Meningitis Vaccination Urged for Students
All college freshmen who live in dorms should be vaccinated for meningitis, a government panel recommended yesterday, reversing policy of the past. The panel is also advising doctors to give the shot to all 11- and 12-year-old children and recommending that it be provided to at least 4 million children eligible under the federal children's vaccine program.
Because each dose is expected to cost about $100 and only 3,000 cases of meningococcal meningitis are reported each year, "it won't save money," said Mark Messonnier, an economist with the Centers for Disease Control and Prevention who helped do a cost-effectiveness study of the plan. "It is a strategy that will save lives," he said.
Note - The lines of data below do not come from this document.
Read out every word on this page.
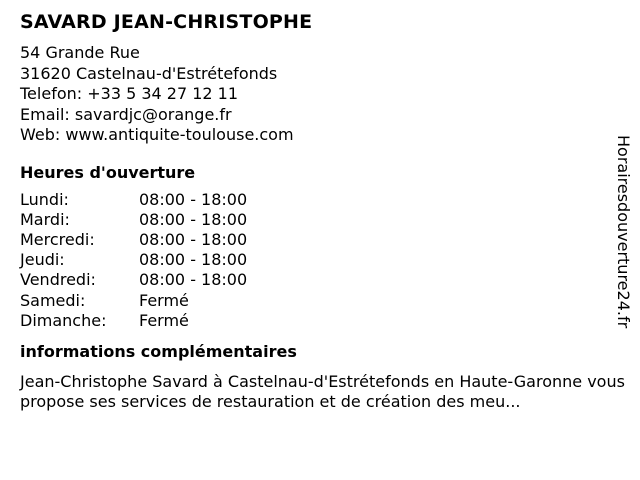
SAVARD JEAN-CHRISTOPHE
54 Grande Rue
31620 Castelnau-d'Estrétefonds
Telefon: +33 5 34 27 12 11
Email: savardjc@orange.fr
Web: www.antiquite-toulouse.com
Heures d'ouverture
Lundi:	08:00 - 18:00
Mardi:	08:00 - 18:00
Mercredi:	08:00 - 18:00
Jeudi:	08:00 - 18:00
Vendredi:	08:00 - 18:00
Samedi:	Fermé
Dimanche:	Fermé
informations complémentaires
Jean-Christophe Savard à Castelnau-d'Estrétefonds en Haute-Garonne vous propose ses services de restauration et de création des meu...
Horairesdouverture24.fr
The recommendation was sparked largely by a new vaccine, Menactra, made by Sanofi Pasteur. It is effective for more than eight years, whereas the old vaccine lasted for three to five years. The old vaccine also didn't prevent people from being carriers of the bacteria; the new one does.
College freshmen who live in dormitories are six times as likely as other people to be infected with meningitis, the CDC said.
While the disease is rare, it is devastating. Those who don't die often are left with severe complications, such as amputations or brain damage.
A Hot Forecast For the Year
Last year was the fourth-warmest in recorded history, continuing a 30-year global warming trend, and 2005 could be the hottest year ever, an annual NASA study says .
The average global temperature in 2004 was 0.48 degrees Celsius (0.86 degrees Fahrenheit) above the 1951 to 1980 average, wrote James Hansen of the agency's Goddard Institute for Space Studies in New York. The warmest year on record was 1998, and the second- and third-warmest were 2002 and 2003.
An increase in greenhouse gases, such as carbon dioxide, methane and water vapor, combined with the warm-weather phenomenon known as El Niño, may make 2005 the warmest year on record, Hansen wrote.
El Niño contributed to the rise in temperatures in 1998, 2002 and 2003.
The study by Hansen used land temperatures from meteorological stations and satellite measurements of ocean temperatures.
Fear of Controversy Inhibits Research
Some scientists are thinking twice about doing or reporting certain research, reacting to political and social controversy in addition to legal restrictions.
"It appears that controversy shapes what scientists choose to study and how they choose to study it, and we need to look a little bit more closely at the effects it might be having," said Joanna Kempner of the University of Michigan.
Kempner and co-authors from Brown University and the University of Pennsylvania conducted in-depth interviews with 41 scientists engaged in a variety of studies. They found that half felt constrained by formal limits, but even more said they were affected by informal or unspoken rules on what and how studies can be done.
The findings are reported in yesterday's issue of the journal Science.
Researchers cited fears about the anger of interest groups, such as opponents of animal testing, or about how a project would be perceived by the public.
One researcher told Kempner's team: "I would like to lunatic-proof my life as much as possible."